Mr Howe —The answer to the honourable member's question is as follows:

(1) Yes.

(2) (a) (b) and (c) It is a misconception to believe that a significant proportion of social security offences is not investigated and that the deterrent value of prosecution is thereby undermined. In conjunction with the AFP, my Department has drawn up guidelines which formalise and clarify longstanding procedures governing whether a social security offence or suspected offence is to be investigated by officers of the Department of Social Security or the AFP. Where investigation is likely to be complex the matter is referred to the AFP. The bulk of cases comprise those to be investigated by DSS. All such cases are investigated.

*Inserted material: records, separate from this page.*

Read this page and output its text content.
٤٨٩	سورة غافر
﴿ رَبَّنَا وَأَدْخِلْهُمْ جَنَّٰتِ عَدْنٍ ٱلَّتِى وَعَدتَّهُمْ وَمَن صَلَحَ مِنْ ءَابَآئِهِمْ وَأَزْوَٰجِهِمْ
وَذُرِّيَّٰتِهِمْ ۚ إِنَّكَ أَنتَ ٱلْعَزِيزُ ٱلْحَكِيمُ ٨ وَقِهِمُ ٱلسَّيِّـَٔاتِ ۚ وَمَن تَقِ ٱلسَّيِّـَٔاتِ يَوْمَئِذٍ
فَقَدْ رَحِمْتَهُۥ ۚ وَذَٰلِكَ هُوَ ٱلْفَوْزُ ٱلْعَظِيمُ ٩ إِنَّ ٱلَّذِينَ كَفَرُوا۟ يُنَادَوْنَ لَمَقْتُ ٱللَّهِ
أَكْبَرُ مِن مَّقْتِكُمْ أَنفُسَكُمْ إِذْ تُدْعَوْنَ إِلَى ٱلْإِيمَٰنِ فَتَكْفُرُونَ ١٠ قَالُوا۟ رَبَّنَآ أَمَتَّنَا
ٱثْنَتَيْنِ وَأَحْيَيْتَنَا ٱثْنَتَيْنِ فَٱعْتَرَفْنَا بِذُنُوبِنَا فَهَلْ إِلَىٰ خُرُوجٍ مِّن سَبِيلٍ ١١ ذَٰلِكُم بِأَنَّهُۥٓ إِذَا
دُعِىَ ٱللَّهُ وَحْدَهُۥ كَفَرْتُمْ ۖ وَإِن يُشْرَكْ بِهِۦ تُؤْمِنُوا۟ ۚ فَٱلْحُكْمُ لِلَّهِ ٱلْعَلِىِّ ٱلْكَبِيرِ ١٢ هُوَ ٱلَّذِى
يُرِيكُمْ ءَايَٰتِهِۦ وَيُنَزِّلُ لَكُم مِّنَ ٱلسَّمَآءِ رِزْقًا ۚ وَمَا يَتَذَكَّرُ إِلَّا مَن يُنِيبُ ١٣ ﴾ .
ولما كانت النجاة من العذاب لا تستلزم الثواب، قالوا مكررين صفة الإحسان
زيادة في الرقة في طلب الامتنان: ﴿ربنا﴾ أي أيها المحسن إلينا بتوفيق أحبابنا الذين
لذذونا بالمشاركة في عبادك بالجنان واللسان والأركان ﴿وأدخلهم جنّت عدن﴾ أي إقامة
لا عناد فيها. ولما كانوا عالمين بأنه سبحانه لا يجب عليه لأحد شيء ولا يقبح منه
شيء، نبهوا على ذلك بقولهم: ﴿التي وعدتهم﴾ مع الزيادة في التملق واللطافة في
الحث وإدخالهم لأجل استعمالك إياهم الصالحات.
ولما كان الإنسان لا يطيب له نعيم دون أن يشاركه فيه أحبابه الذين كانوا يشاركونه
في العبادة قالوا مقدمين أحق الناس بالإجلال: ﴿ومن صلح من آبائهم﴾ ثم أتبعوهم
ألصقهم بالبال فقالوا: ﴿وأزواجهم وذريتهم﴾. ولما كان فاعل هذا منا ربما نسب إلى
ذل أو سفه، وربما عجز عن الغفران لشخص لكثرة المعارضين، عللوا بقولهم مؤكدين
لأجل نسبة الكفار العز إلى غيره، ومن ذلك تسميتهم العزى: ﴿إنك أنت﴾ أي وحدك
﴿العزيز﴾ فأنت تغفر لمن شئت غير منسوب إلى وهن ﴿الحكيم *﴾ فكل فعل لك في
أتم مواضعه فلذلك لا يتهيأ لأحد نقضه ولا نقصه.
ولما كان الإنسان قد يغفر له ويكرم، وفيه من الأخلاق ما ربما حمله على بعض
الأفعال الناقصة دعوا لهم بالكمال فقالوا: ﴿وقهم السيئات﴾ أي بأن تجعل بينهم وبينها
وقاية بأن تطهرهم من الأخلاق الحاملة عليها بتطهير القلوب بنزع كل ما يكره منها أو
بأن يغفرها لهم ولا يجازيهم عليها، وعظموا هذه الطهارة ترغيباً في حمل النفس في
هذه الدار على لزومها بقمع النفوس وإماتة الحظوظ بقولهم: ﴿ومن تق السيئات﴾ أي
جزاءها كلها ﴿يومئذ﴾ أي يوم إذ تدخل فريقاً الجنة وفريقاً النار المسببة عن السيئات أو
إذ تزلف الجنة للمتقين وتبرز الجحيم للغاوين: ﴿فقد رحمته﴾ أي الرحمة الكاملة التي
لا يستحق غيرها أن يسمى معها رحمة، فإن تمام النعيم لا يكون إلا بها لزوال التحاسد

It is understood that the great majority of cases referred to the AFP are also investigated. After due investigation both agencies refer cases in which they believe prosecution action is warranted to the DPP where the final decision on whether prosecution action should proceed is made. The DPP lays charges for serious offences under the Crimes Act (1914). In 1984-85 161 cases were heard under this Act. In 1985-86 this increased to 245 and there is every indication that this number will increase considerably in 1986-87. Where there are convictions, there is a noticeable trend in the court towards more prison sentences and longer prison sentences. Serious cases which attract a severe penalty appear to be receiving adequate publicity and demonstrate to potential offenders how seriously these matters are regarded.

(3) The guidelines are intended to formalise and clarify responsibility for the investigation of social security offences. My Department has recently allocated additional staff to review and investigation work. This has been a successful initiative. Questions concerning resource allocation within the AFP should be referred to the Special Minister of State.